A few weeks ago, a reader named Marianne sent me this email:

Last year I tried to get a new battery for my Samsung Galaxy S7 phone. I took it to Verizon, where I had purchased it. They told me they couldn't open the phone to replace the battery and suggested I take it to a repair shop. I called Samsung, and it took so many tries to actually speak to a human.

The person I finally spoke to said I would have to send $75 for Samsung to even agree to look at the phone, and if they could install a battery, they'd contact me. I authorized my credit card for $75 and waited for the required mail authorization only to receive an email the following day saying Samsung wanted to cancel the entire transaction. At that point, I gave up. I would be perfectly happy with my S7 if it could hold a charge.

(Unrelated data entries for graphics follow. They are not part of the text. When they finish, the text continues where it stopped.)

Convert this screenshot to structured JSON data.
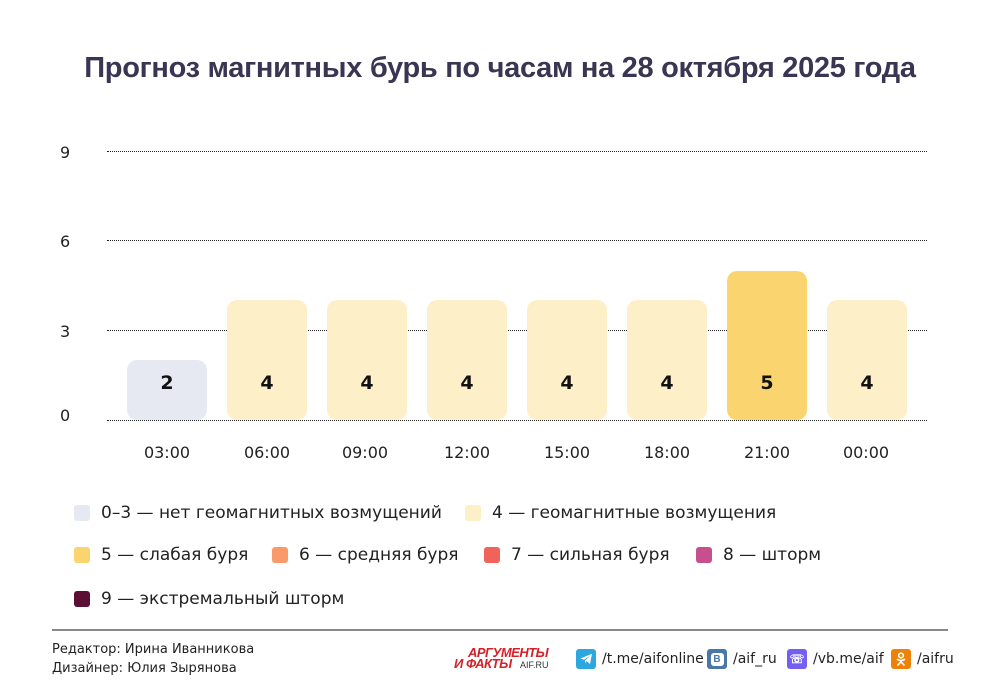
{
  "title": "Прогноз магнитных бурь по часам на 28 октября 2025 года",
  "chart_data": {
    "type": "bar",
    "title": "Прогноз магнитных бурь по часам на 28 октября 2025 года",
    "categories": [
      "03:00",
      "06:00",
      "09:00",
      "12:00",
      "15:00",
      "18:00",
      "21:00",
      "00:00"
    ],
    "values": [
      2,
      4,
      4,
      4,
      4,
      4,
      5,
      4
    ],
    "value_labels": [
      "2",
      "4",
      "4",
      "4",
      "4",
      "4",
      "5",
      "4"
    ],
    "bar_colors": [
      "#e6e9f2",
      "#fdefc8",
      "#fdefc8",
      "#fdefc8",
      "#fdefc8",
      "#fdefc8",
      "#fad56f",
      "#fdefc8"
    ],
    "xlabel": "",
    "ylabel": "",
    "ylim": [
      0,
      9
    ],
    "yticks": [
      "0",
      "3",
      "6",
      "9"
    ],
    "grid": true,
    "legend_position": "bottom",
    "legend": [
      {
        "label": "0–3 — нет геомагнитных возмущений",
        "color": "#e6e9f2"
      },
      {
        "label": "4 — геомагнитные возмущения",
        "color": "#fdefc8"
      },
      {
        "label": "5 — слабая буря",
        "color": "#fad56f"
      },
      {
        "label": "6 — средняя буря",
        "color": "#f99a6b"
      },
      {
        "label": "7 — сильная буря",
        "color": "#f0625a"
      },
      {
        "label": "8 — шторм",
        "color": "#c94e8c"
      },
      {
        "label": "9 — экстремальный шторм",
        "color": "#5a0f33"
      }
    ]
  },
  "footer": {
    "editor": "Редактор: Ирина Иванникова",
    "designer": "Дизайнер: Юлия Зырянова",
    "logo": {
      "line1": "АРГУМЕНТЫ",
      "line2": "И ФАКТЫ",
      "site": "AIF.RU"
    },
    "social": [
      {
        "icon": "telegram-icon",
        "label": "/t.me/aifonline",
        "color": "#2ea6de"
      },
      {
        "icon": "vk-icon",
        "label": "/aif_ru",
        "color": "#4a76a8"
      },
      {
        "icon": "viber-icon",
        "label": "/vb.me/aif",
        "color": "#7360f2"
      },
      {
        "icon": "odnoklassniki-icon",
        "label": "/aifru",
        "color": "#ee8208"
      }
    ]
  }
}
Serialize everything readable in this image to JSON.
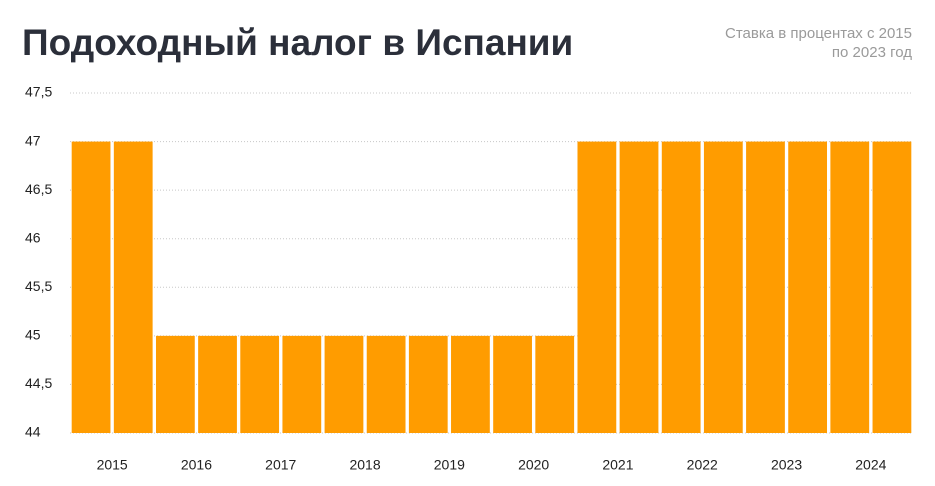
{
  "chart_data": {
    "type": "bar",
    "title": "Подоходный налог в Испании",
    "subtitle": [
      "Ставка в процентах с 2015",
      "по 2023 год"
    ],
    "categories": [
      "2015",
      null,
      "2016",
      null,
      "2017",
      null,
      "2018",
      null,
      "2019",
      null,
      "2020",
      null,
      "2021",
      null,
      "2022",
      null,
      "2023",
      null,
      "2024",
      null
    ],
    "values": [
      47,
      47,
      45,
      45,
      45,
      45,
      45,
      45,
      45,
      45,
      45,
      45,
      47,
      47,
      47,
      47,
      47,
      47,
      47,
      47
    ],
    "color": "#ff9c00",
    "ylim": [
      44,
      47.5
    ],
    "yticks": [
      44,
      {
        "value": 44.5,
        "label": "44,5"
      },
      45,
      {
        "value": 45.5,
        "label": "45,5"
      },
      46,
      {
        "value": 46.5,
        "label": "46,5"
      },
      47,
      {
        "value": 47.5,
        "label": "47,5"
      }
    ],
    "grid": true
  }
}
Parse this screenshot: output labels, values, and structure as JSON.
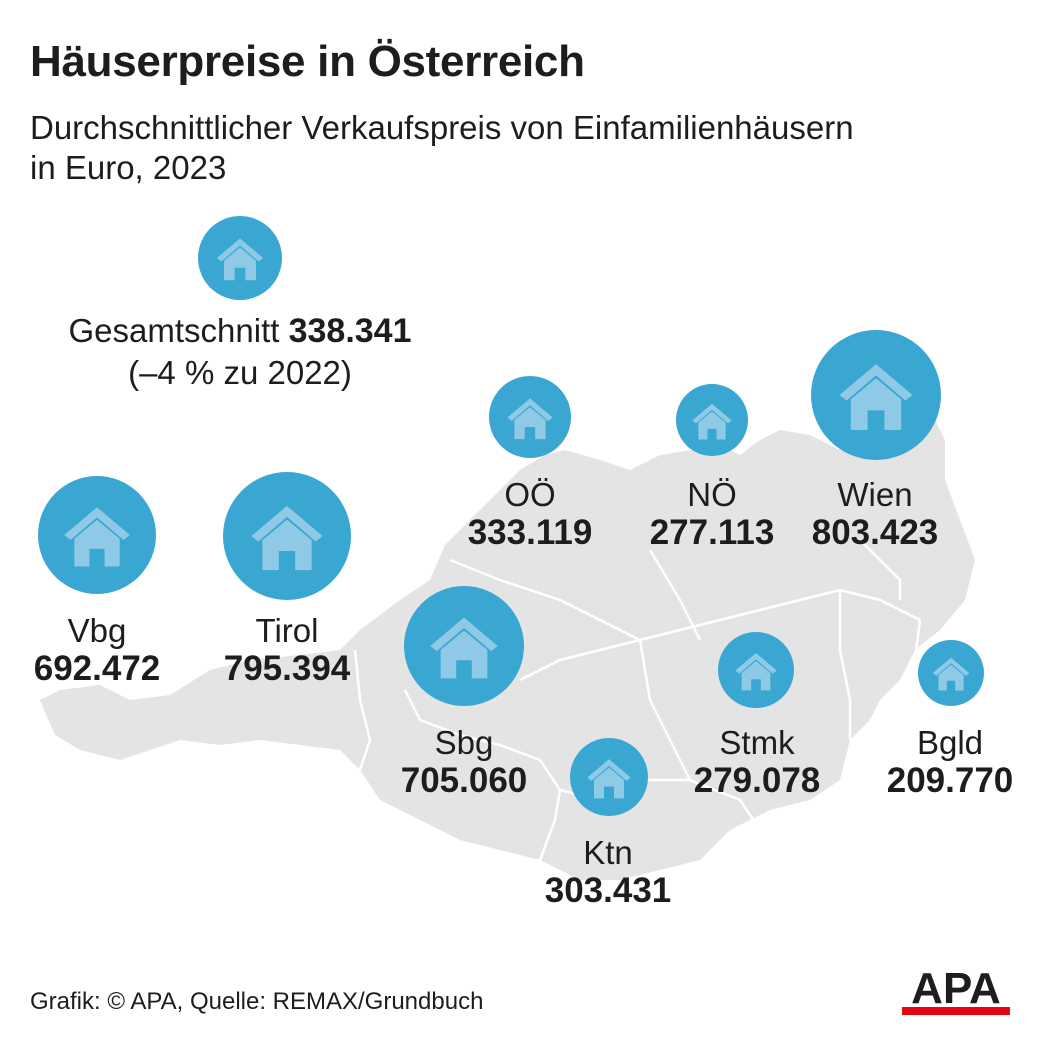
{
  "title": "Häuserpreise in Österreich",
  "subtitle": {
    "line1": "Durchschnittlicher Verkaufspreis von Einfamilienhäusern",
    "line2": "in Euro, 2023"
  },
  "overall": {
    "label": "Gesamtschnitt",
    "value": "338.341",
    "change": "(–4 % zu 2022)"
  },
  "colors": {
    "bubble": "#3aa6d2",
    "house_icon": "#8ecae6",
    "map_fill": "#e4e4e4",
    "map_borders": "#ffffff",
    "apa_red": "#e30613"
  },
  "icon": "house-icon",
  "regions": [
    {
      "id": "vbg",
      "name": "Vbg",
      "value": "692.472"
    },
    {
      "id": "tirol",
      "name": "Tirol",
      "value": "795.394"
    },
    {
      "id": "sbg",
      "name": "Sbg",
      "value": "705.060"
    },
    {
      "id": "ooe",
      "name": "OÖ",
      "value": "333.119"
    },
    {
      "id": "noe",
      "name": "NÖ",
      "value": "277.113"
    },
    {
      "id": "wien",
      "name": "Wien",
      "value": "803.423"
    },
    {
      "id": "stmk",
      "name": "Stmk",
      "value": "279.078"
    },
    {
      "id": "bgld",
      "name": "Bgld",
      "value": "209.770"
    },
    {
      "id": "ktn",
      "name": "Ktn",
      "value": "303.431"
    }
  ],
  "footer": "Grafik: © APA, Quelle: REMAX/Grundbuch",
  "logo_text": "APA"
}
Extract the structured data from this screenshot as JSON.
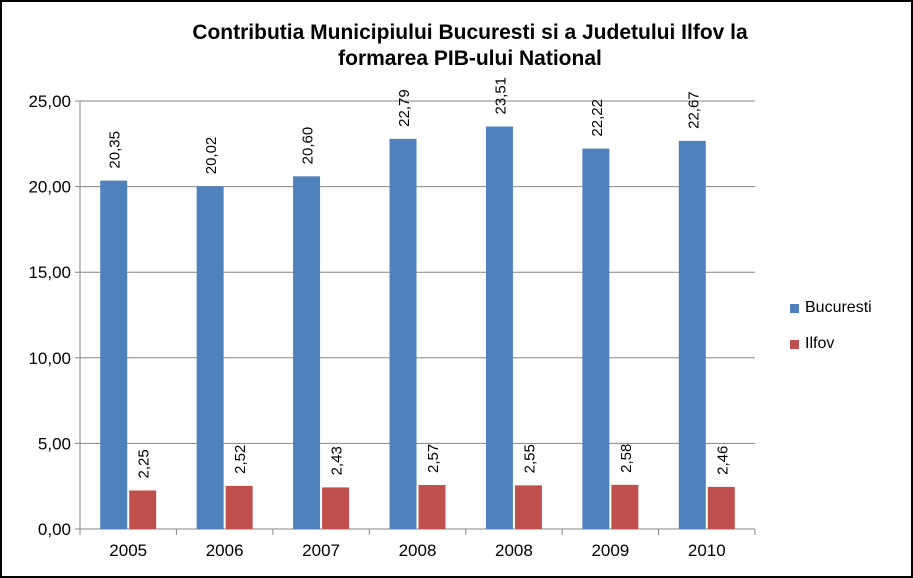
{
  "chart_data": {
    "type": "bar",
    "title_lines": [
      "Contributia Municipiului Bucuresti si a Judetului Ilfov la",
      "formarea PIB-ului National"
    ],
    "categories": [
      "2005",
      "2006",
      "2007",
      "2008",
      "2008",
      "2009",
      "2010"
    ],
    "series": [
      {
        "name": "Bucuresti",
        "color": "#4F81BD",
        "values": [
          20.35,
          20.02,
          20.6,
          22.79,
          23.51,
          22.22,
          22.67
        ],
        "labels": [
          "20,35",
          "20,02",
          "20,60",
          "22,79",
          "23,51",
          "22,22",
          "22,67"
        ]
      },
      {
        "name": "Ilfov",
        "color": "#C0504D",
        "values": [
          2.25,
          2.52,
          2.43,
          2.57,
          2.55,
          2.58,
          2.46
        ],
        "labels": [
          "2,25",
          "2,52",
          "2,43",
          "2,57",
          "2,55",
          "2,58",
          "2,46"
        ]
      }
    ],
    "ylim": [
      0,
      25
    ],
    "yticks": [
      0,
      5,
      10,
      15,
      20,
      25
    ],
    "ytick_labels": [
      "0,00",
      "5,00",
      "10,00",
      "15,00",
      "20,00",
      "25,00"
    ],
    "grid": true,
    "legend": "right"
  }
}
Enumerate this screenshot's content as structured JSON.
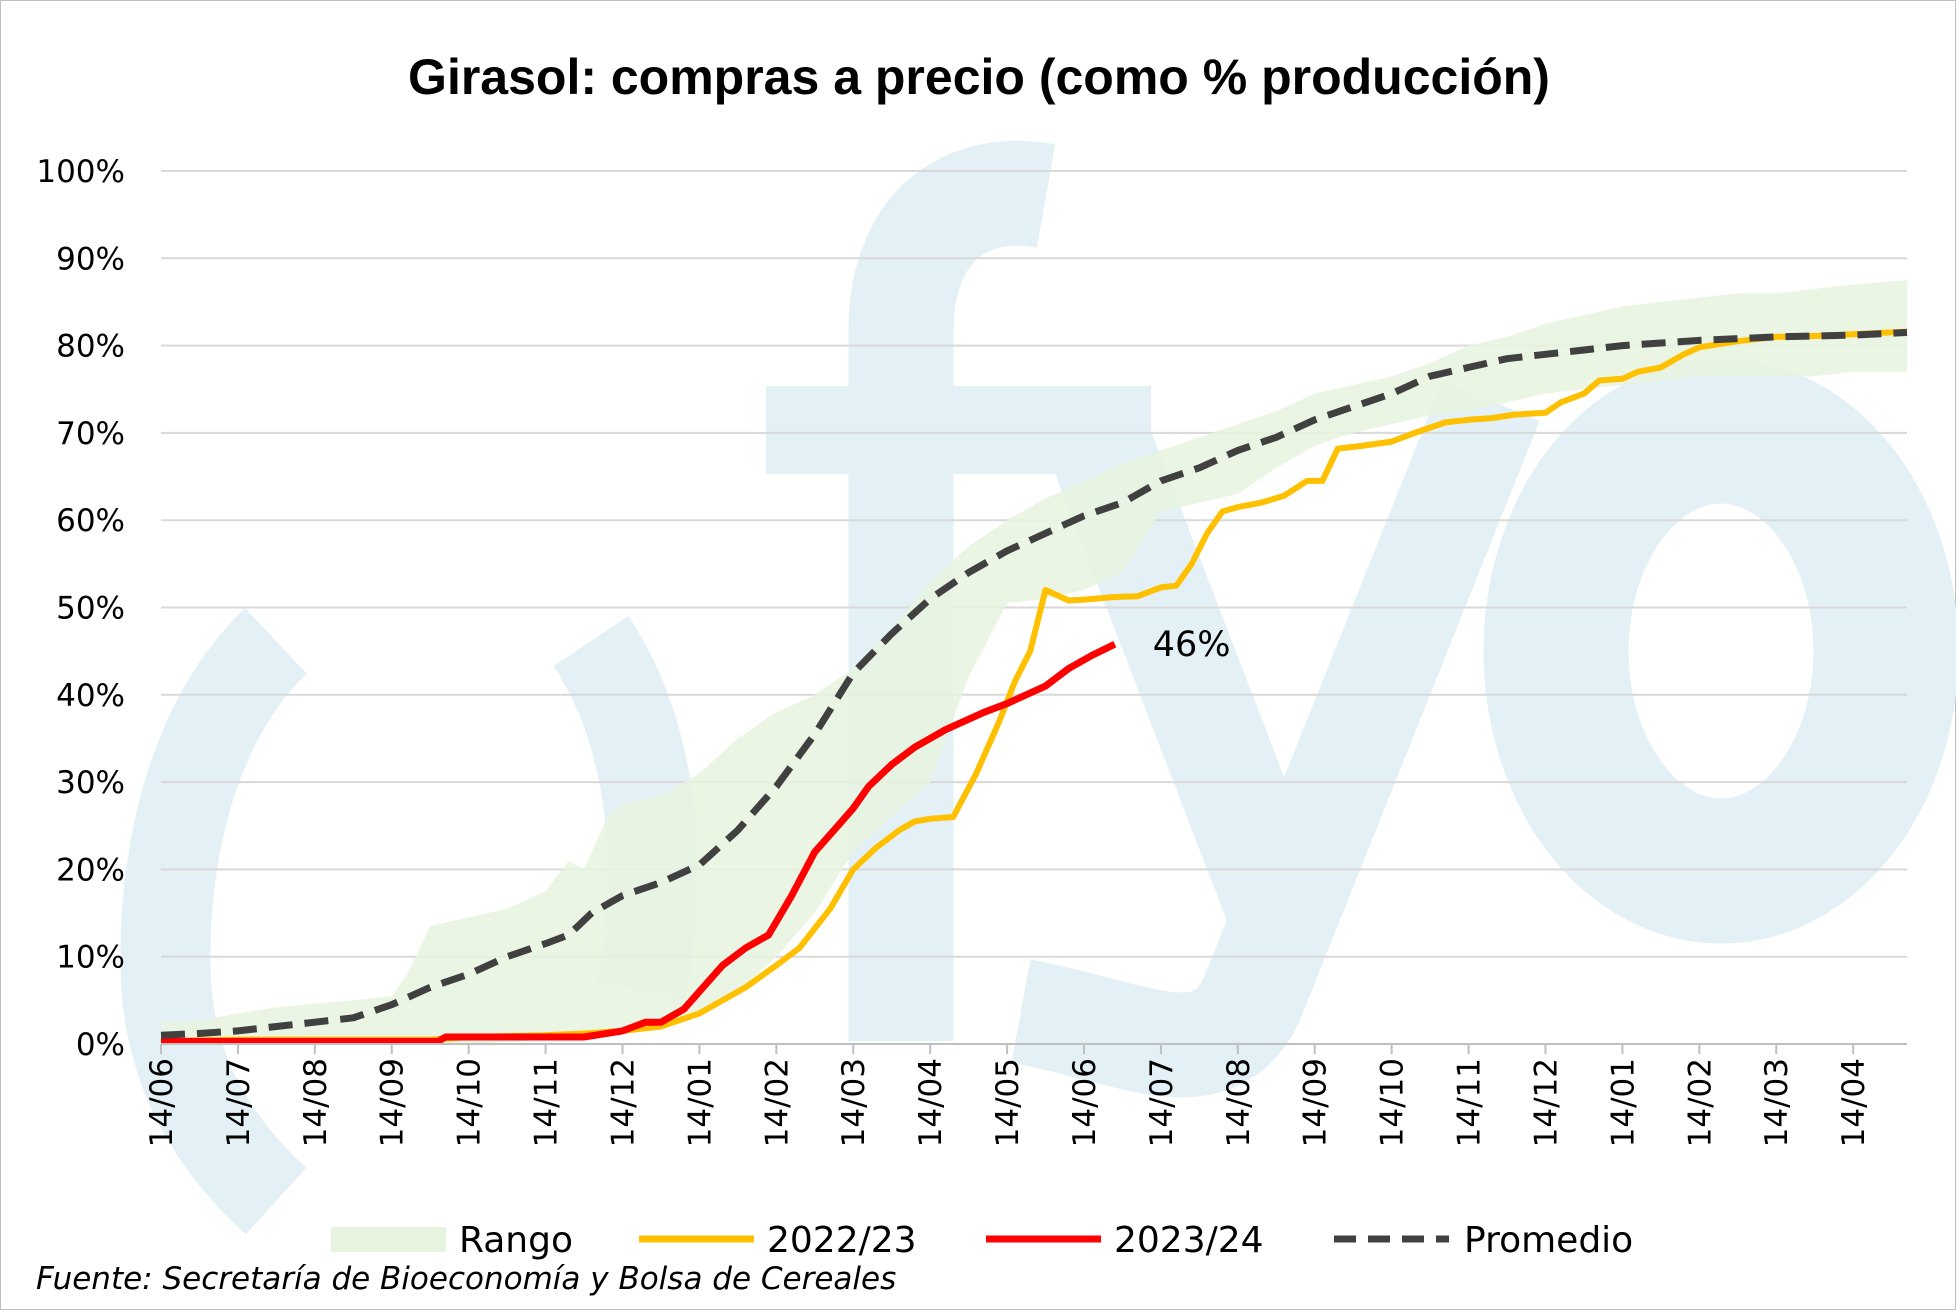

I responded to Marianne, encouraging her to try again — but this time, contact a few local independent repair shops to ask if they could do the job. Days later, she replied that she had found someone and her phone was restored to its former glory!

The moral of the story: Don't give up if a brand like Apple or Samsung says it can't help you fix a phone. There is an industry of independent fixers whose business is to keep your phone running, not sell you a new one.

More often than not, the indie technicians are capable of doing repairs that the manufacturers are not willing to do, like replacing a defective charging port on an iPhone. Do a web search on Yelp or Google and call around to find a good, honest fixer.

Stories like Marianne's highlight the importance of the right to repair movement, which I wrote about in a recent column. In general, manufacturers have been making it increasingly difficult for independent fixers to gain access to the tools, parts and instructions to fix your electronics. The Federal Trade Commission last month voted to ramp up law enforcement against illegal restrictions on repairs, so hopefully people will continue to have positive experiences with indie fixers like Marianne did.